Wednesday, February 3, 2010

Resolution one way or the other is immanent

Markets got the bounce that I felt was a strong possibility but the bulls haven't done much damage to the bears so far. We are slightly higher than where we stood about 10 days ago. The difference however is that 10 days go the VIX had surged to about 28 whereas now it’s just under 22. That's bearish because it shows there is less fear now compared to 10 days ago when the market was at around current levels. The lack of "jump" in the VIX when the market is showing weakness has tended to be a reliable contrarian bearish signal in the past signaling a lack of worry.

With the market just about working off the ST oversold condition to neutral with this bounce; the bears have their chance here to do some damage in the coming days. Will they show some game or will the bulls bring the market back all the way to full overbought like they have been doing most of the time since last March? We have a couple of big economic reports coming out on Thursday and Friday and so there could be some fireworks.
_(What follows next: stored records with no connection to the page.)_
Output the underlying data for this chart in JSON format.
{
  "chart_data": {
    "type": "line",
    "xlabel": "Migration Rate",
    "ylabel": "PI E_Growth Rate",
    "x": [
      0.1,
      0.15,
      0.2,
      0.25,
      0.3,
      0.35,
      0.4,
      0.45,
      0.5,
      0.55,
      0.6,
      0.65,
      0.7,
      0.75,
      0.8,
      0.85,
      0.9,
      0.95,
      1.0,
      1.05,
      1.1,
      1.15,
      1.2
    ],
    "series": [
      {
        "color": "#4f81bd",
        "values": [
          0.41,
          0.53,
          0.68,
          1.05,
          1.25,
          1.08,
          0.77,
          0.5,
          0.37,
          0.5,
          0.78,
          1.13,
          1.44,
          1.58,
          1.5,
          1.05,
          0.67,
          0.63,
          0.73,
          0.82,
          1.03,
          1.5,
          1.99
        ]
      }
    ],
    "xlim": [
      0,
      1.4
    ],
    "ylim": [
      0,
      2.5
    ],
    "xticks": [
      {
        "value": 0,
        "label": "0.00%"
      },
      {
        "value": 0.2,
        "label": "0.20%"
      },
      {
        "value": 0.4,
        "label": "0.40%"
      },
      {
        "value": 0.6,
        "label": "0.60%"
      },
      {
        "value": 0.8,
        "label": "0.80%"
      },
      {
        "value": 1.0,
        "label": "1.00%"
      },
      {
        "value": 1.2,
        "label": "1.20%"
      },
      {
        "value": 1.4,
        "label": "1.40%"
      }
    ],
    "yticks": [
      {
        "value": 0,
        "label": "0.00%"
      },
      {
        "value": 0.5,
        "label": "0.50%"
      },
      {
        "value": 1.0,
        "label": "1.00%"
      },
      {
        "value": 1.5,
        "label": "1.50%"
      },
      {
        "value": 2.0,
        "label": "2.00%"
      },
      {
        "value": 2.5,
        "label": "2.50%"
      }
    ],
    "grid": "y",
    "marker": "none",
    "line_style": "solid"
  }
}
Now here's the way I see things... A sharp drop lower in the coming days would likely light a fire underneath the ass the of VIX and push the main indicators I look at into giving the "all in" buy signal. If we just simply keep going higher back towards 1150 then it's very likely we will revisit the lows sometime in the weeks or months ahead because we didn't see the typical "market action" that you see at bottoms i.e. there wasn't enough fear. For instance, the bounce which began on Monday started with a gap up and never looked back after the market had been hammered quite a bit in the days prior. That very much smells like a reflexive dead cat bounce...there was no "white knuckle fear" at the most recent low in my opinion. On the flip side, look at how badly the bears had to suffer before they could profit from the latest drop. "Chinese water torture" was how I described it. Bulls need to be squirming in a similar fashion IMO.
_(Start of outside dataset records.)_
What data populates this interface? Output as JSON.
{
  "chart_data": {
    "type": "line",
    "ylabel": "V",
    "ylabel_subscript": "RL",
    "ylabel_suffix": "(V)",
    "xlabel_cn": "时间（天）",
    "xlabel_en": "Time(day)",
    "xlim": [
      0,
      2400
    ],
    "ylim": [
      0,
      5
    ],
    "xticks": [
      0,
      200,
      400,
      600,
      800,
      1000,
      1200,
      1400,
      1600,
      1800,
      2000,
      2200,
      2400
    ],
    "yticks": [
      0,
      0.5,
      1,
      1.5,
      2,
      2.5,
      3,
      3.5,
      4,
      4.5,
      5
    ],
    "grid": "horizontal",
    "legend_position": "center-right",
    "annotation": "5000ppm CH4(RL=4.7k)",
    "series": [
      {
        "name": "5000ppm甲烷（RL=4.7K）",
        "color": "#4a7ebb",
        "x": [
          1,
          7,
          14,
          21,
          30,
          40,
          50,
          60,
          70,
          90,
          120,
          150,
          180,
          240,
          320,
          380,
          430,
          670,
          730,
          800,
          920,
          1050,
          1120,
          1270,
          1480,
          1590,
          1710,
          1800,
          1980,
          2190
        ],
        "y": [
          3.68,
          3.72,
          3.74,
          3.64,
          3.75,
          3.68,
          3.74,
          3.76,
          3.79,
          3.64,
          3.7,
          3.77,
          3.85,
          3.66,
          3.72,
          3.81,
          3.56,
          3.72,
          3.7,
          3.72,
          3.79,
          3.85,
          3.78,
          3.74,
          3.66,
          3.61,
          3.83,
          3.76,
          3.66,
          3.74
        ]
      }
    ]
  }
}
The current situation of the market reminds me a lot of that in late June. The market had bounced for about 1 week after rolling over from an IT peak. The VIX was acting bearishly as it was now i.e. it collapsed very easily on just marginal strength. Then in July we got the final stab lower in the market which made everyone brace for the H&S top breakdown which turned out to be one hell of a bear trap. So, if we follow that script then we could still see the market grind a bit higher for couple more days before we see a retest or break of 1072. Now, keep in mind that rarely do markets play out the exact same way as they did in the past...history rhymes but seldom repeats. So, we could very well see such a downside move happen as early as tomorrow (Thursday) because the market has worked off the oversold condition close to neutral such that it now has "room" to go lower again.
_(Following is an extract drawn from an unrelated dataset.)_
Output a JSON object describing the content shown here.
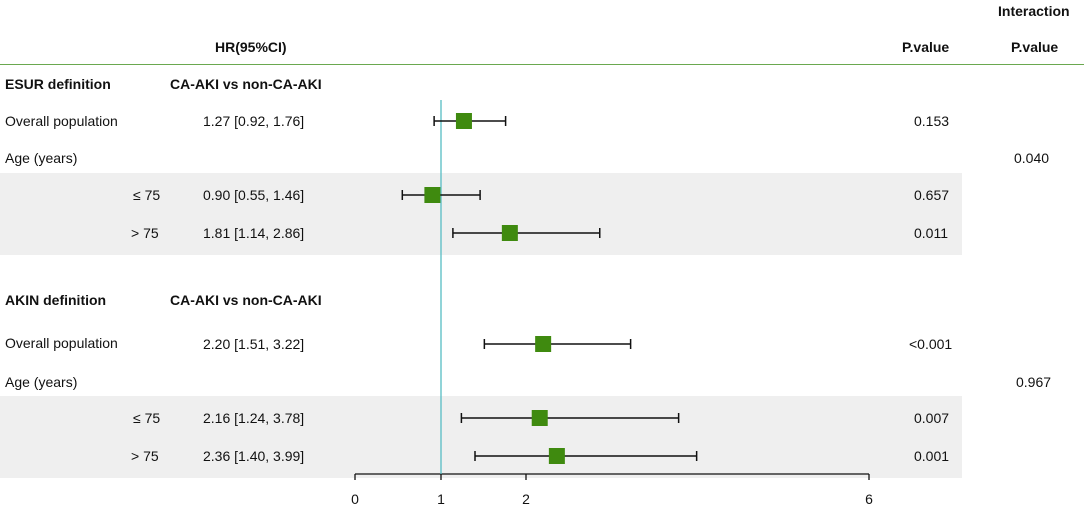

The bottom line is that I feel the most recent low will be revisited again or broken whether it's in the immediate future or sometime later on in the year. It's not a slam dunk for the bears by any means because many of the IT indicators I look at are oversold enough to give the bulls the green light and we could power back to 1150 no problem. However doing so from present levels would be done with what I term "poor market action" and therefore a retest or break of 1072 would likely be deferred to later on the year. That scenario would fit in very well with the multi-month consolidation phase I’m expecting.